Unter Druck der Lobbyisten der Großindustrie war die Europäische Union drauf und dran sogenannte Softwarepatente zu legalisieren. Dies ist Gott sei Dank mit großer Mehrheit gescheitert.

Jetzt geht’s in die nächste Runde, denn die Lobby versucht nun die EU zu umgehen mit der European Patent Litigation Agreement (EPLA). Durch das EPLA will die EU-Kommission de facto das Europäische Patentamt zur entscheidenden Instanz in Patentstreitigkeiten erheben.

Dieselbe Instanz, die in der Vergangenheit unter Mißachtung geltenden Rechts über 65000 Patente auf Software und Geschäftsmethoden erteilt hat, soll also in Zukunft darüber entscheiden, welche Patente zulässig sind und welche nicht. Hier hat die EU kein Mitspracherecht mehr.

Bislang hat ein Programmierer für seine Idee das sogenannte „Urheberrecht“ und er entschied darüber wer es nutzen durfte und wer nicht. Bei einem Patent ist das anders. Es ist bislang nicht möglich den „Besitz einer Idee“ patentieren zu lassen und man hat gute Chancen bei einer patentrechtlichen Streitigkeit, einer dieser 65000 zu unrecht erlassenen Patente, rechtlich die Klage durchzusetzen.

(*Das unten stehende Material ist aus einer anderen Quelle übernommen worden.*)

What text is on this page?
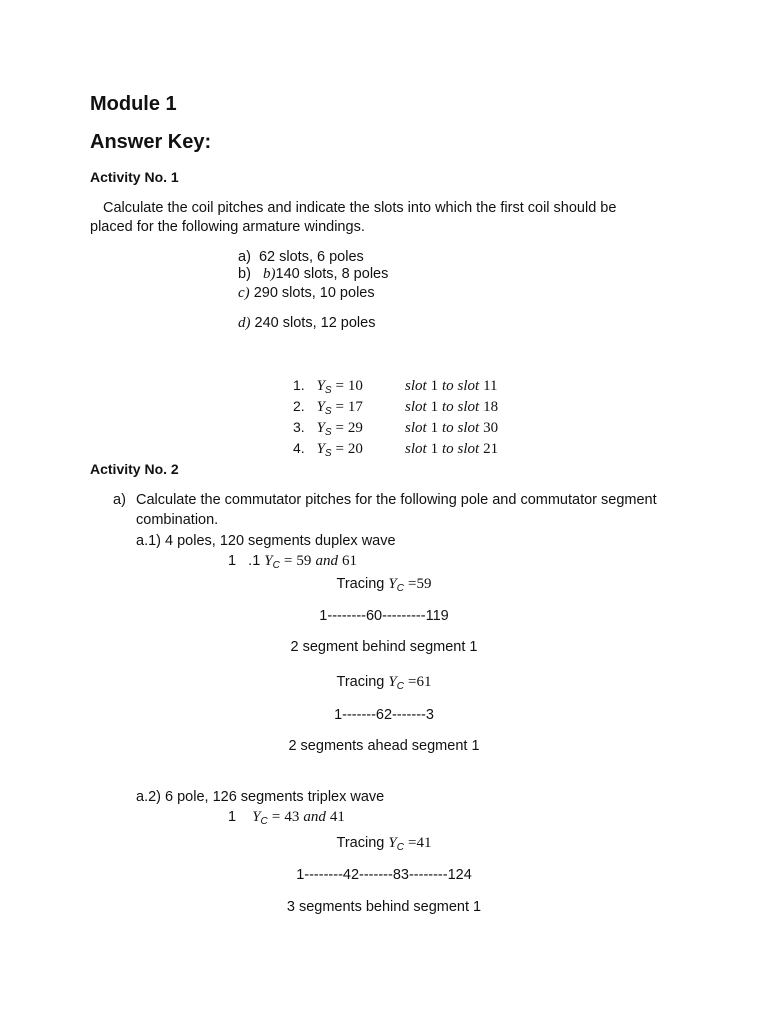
Module 1
Answer Key:
Activity No. 1
Calculate the coil pitches and indicate the slots into which the first coil should be
placed for the following armature windings.
a) 62 slots, 6 poles
b) b)140 slots, 8 poles
c) 290 slots, 10 poles
d) 240 slots, 12 poles
1. $Y_S = 10$	slot 1 to slot 11
2. $Y_S = 17$	slot 1 to slot 18
3. $Y_S = 29$	slot 1 to slot 30
4. $Y_S = 20$	slot 1 to slot 21
Activity No. 2
a) Calculate the commutator pitches for the following pole and commutator segment
combination.
a.1) 4 poles, 120 segments duplex wave
1 .1 $Y_C = 59$ and 61
Tracing $Y_C =59$
1--------60---------119
2 segment behind segment 1
Tracing $Y_C =61$
1-------62-------3
2 segments ahead segment 1
a.2) 6 pole, 126 segments triplex wave
1 $Y_C = 43$ and 41
Tracing $Y_C =41$
1--------42-------83--------124
3 segments behind segment 1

Bei der o.a. Gesetzesänderung über die EPLA wären allerdings alle bislang erlassenen Patente mit einem Schlag rechtlich durchsetzbar. Dies käme in etwa einem Berufsverbot für Programmierer gleich.

Die europäische Softwareindustrie sowie kleinere Programmierer fallen skrupellosen Patentinhabern zum Opfer wenn diese Entscheidung so gefällt wird. Ein Zusammenschluss von Großkonzernen würde alle kleineren Konkurrenten zunichte machen.

Die Folge ist eine teurere Software die weniger gut und weniger sicher wäre. Jeder von uns zahlt hierfür einen hohen Preis. Jedes Kleinunternehmen, jede Privatperson, ja sogar unsere Regierung.

Hintergrund: Der patentierte Einkauf per Mausklick oder der Fortschrittsbalken bei der Installation neuer Software, sind nur zwei Beispiele die patentiert sind, bzw. es noch werden sollen.

Softwarepatente sind als Gelddruckmaschinen zu verwenden, die immer dann angeworfen werden sobald dies möglich ist, und zwar auf Kosten der Verbraucher die sie bezahlen und auf Kosten einzelner Entwickler und kleinerer Firmen die keine Patente besitzen. Die großen Konzerne werden sich Ihre Patente gegenseitig zur Verfügung stellen (Kreuzlizenzen) und somit immense Patentkosten sparen.

Der Wunsch zur Sicherung von Ideen ist sicherlich legitim, aber nicht auf Kosten kleinerer Unternehmen und auf Kosten der Verbraucher, denn hier wird Tür und Tor geöffnet für schlechte und teure Programme die nicht mehr das können was allerorts benötigt wird.

Und es geht nicht nur um Dinge wie den (bereits patentierten) Fortschrittsbalken bei der Softwareinstallation – man muss sich nur vorstellen, was passiert, wenn Spam-Filtertechnik patentiert wird, oder wenn bestimmte Suchroutinen nach Virendefinitionen nur noch von einer Firma angeboten werden können.

Es wird behauptet, dass Patente die Innovationen auf dem sich schnell drehenden Softwaremarkt beflügeln werden, aber stimmt das wirklich? Ein Unternehmen, welches ein neues Produkt entwickelt, wird vor Veröffentlichung auf die Patentzulassung warten müssen und ein Unternehmen, welches die Produktpalette erweitern möchte, wird eventuell mit einer einzigen Patentklage in den wirtschaftlichen Ruin getrieben und ohne eigene Rechtsabteilung sollte man dann eventuell nicht mehr auf dem Softwaremarkt agieren.

Es wird immer wieder behauptet, niemand wolle Softwarepatente sondern nur „technische Patente“. Hier ist der Fortschrittsbalken ein gutes Beispiel wie aus Software ein Technikartikel wird, denn das Patent wurde umdefiniert als „Anzeigemethode auf dem Bildschirm“. Der Bildschirm als technischer Artikel reichte aus, um ein reines Softwareergebnis zu einer „technischen Erfindung“ zu machen.

Es gibt bereits viele Webseiten im Netz die sich mit riesigen Aktionen gegen die Softwarepatente aufbegehren, genauso wie es Informationsseiten gibt die sich für die Patente aussprechen, aber hat sich die EU wirklich tiefgründig mit der Thematik beschäftigt oder wird hier nur dem Druck der großen Softwarelobby nachgegeben und Tür und Tor geöffnet für die Gelddruckmaschine „Softwarepatente“?